Once upon a time, there was a toy store with a big window display. In the middle of that display, there was a box. And in that box, there were twenty-five tin soldiers carefully laid out, waiting patiently for someone to buy them. They were brothers, because they were all cast from the same melted-down tin spoon. They wore red and blue uniforms, held muskets in their hands, and they all looked very handsome.
One day, daylight finally shone on their faces. Someone had opened the box!
“Yay! Tin soldiers!” a little boy cried out happily, clapping his hands. He began to line all the soldiers up neatly, side by side, on the table next to a white cake. It was the boy’s birthday, and he had received the soldiers as a present.
“Let’s see. This one is different,” he said. And indeed it was! There hadn’t been enough tin left for the last soldier, so he only had one leg. Yet he stood just as strong as his brothers.
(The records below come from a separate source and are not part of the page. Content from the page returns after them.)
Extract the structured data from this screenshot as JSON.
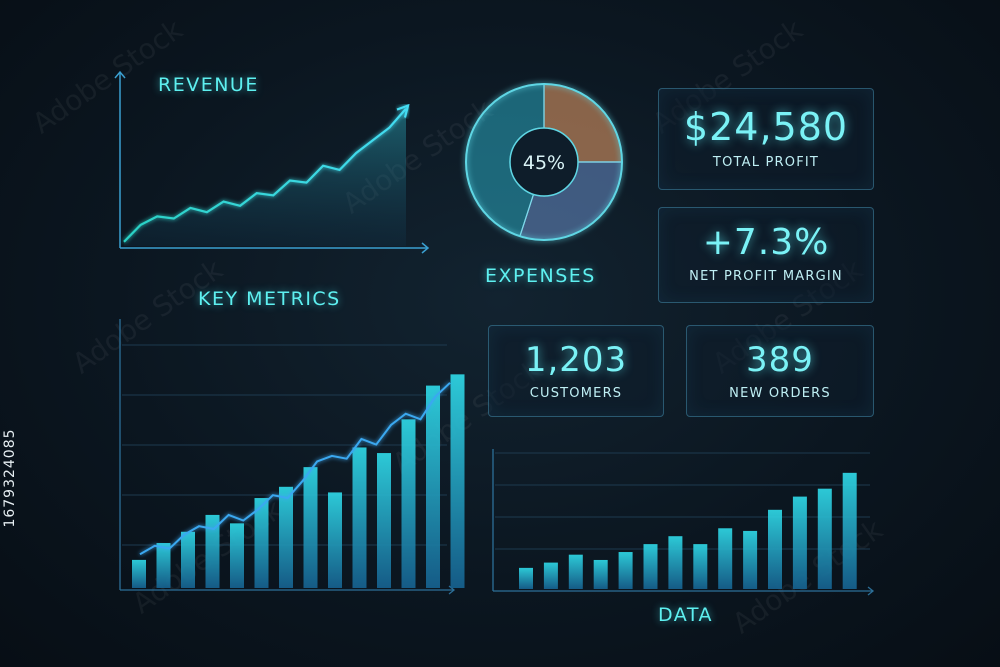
{
  "revenue": {
    "title": "REVENUE"
  },
  "expenses": {
    "title": "EXPENSES",
    "percent_label": "45%"
  },
  "key_metrics": {
    "title": "KEY METRICS"
  },
  "data_panel": {
    "title": "DATA"
  },
  "stats": {
    "total_profit": {
      "value": "$24,580",
      "label": "TOTAL PROFIT"
    },
    "net_margin": {
      "value": "+7.3%",
      "label": "NET PROFIT MARGIN"
    },
    "customers": {
      "value": "1,203",
      "label": "CUSTOMERS"
    },
    "new_orders": {
      "value": "389",
      "label": "NEW ORDERS"
    }
  },
  "side_label": "1679324085",
  "watermark_text": "Adobe Stock",
  "colors": {
    "accent": "#5ef0f0",
    "line": "#3ee0ee",
    "bar_top": "#2fd8e6",
    "bar_bottom": "#16618f"
  },
  "chart_data": [
    {
      "id": "revenue",
      "type": "area",
      "x": [
        0,
        1,
        2,
        3,
        4,
        5,
        6,
        7,
        8,
        9,
        10,
        11,
        12,
        13,
        14,
        15,
        16,
        17
      ],
      "values": [
        2,
        10,
        14,
        13,
        18,
        16,
        21,
        19,
        25,
        24,
        31,
        30,
        38,
        36,
        44,
        50,
        56,
        65
      ],
      "ylim": [
        0,
        70
      ],
      "title": "REVENUE",
      "arrow": true
    },
    {
      "id": "expenses",
      "type": "pie",
      "slices": [
        {
          "value": 25,
          "color": "#f0a36a"
        },
        {
          "value": 30,
          "color": "#6a8ec8"
        },
        {
          "value": 45,
          "color": "#2aa6bd"
        }
      ],
      "center_label": "45%",
      "title": "EXPENSES"
    },
    {
      "id": "key_metrics",
      "type": "bar",
      "values": [
        10,
        16,
        20,
        26,
        23,
        32,
        36,
        43,
        34,
        50,
        48,
        60,
        72,
        76
      ],
      "line": [
        12,
        15,
        14,
        19,
        22,
        21,
        26,
        24,
        28,
        33,
        32,
        38,
        45,
        47,
        46,
        53,
        51,
        58,
        62,
        60,
        68,
        73
      ],
      "ylim": [
        0,
        90
      ],
      "title": "KEY METRICS"
    },
    {
      "id": "data",
      "type": "bar",
      "values": [
        8,
        10,
        13,
        11,
        14,
        17,
        20,
        17,
        23,
        22,
        30,
        35,
        38,
        44
      ],
      "ylim": [
        0,
        50
      ],
      "title": "DATA"
    }
  ]
}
And he looked around the world perhaps even more alertly.
With his keen eyes, he immediately noticed that there was also a beautiful paper castle in the room. It had small paper trees around it and a mirror in front that was meant to look like a lake with teensy snow-white wax swans. The most beautiful part of the scene was a tiny doll. She, too, was made of paper. She was wearing a little white gauze skirt decorated with a shiny star - and she was standing on one leg! The tin soldier didn’t know she was a ballet dancer. He thought she was just like him - she only had one leg, too.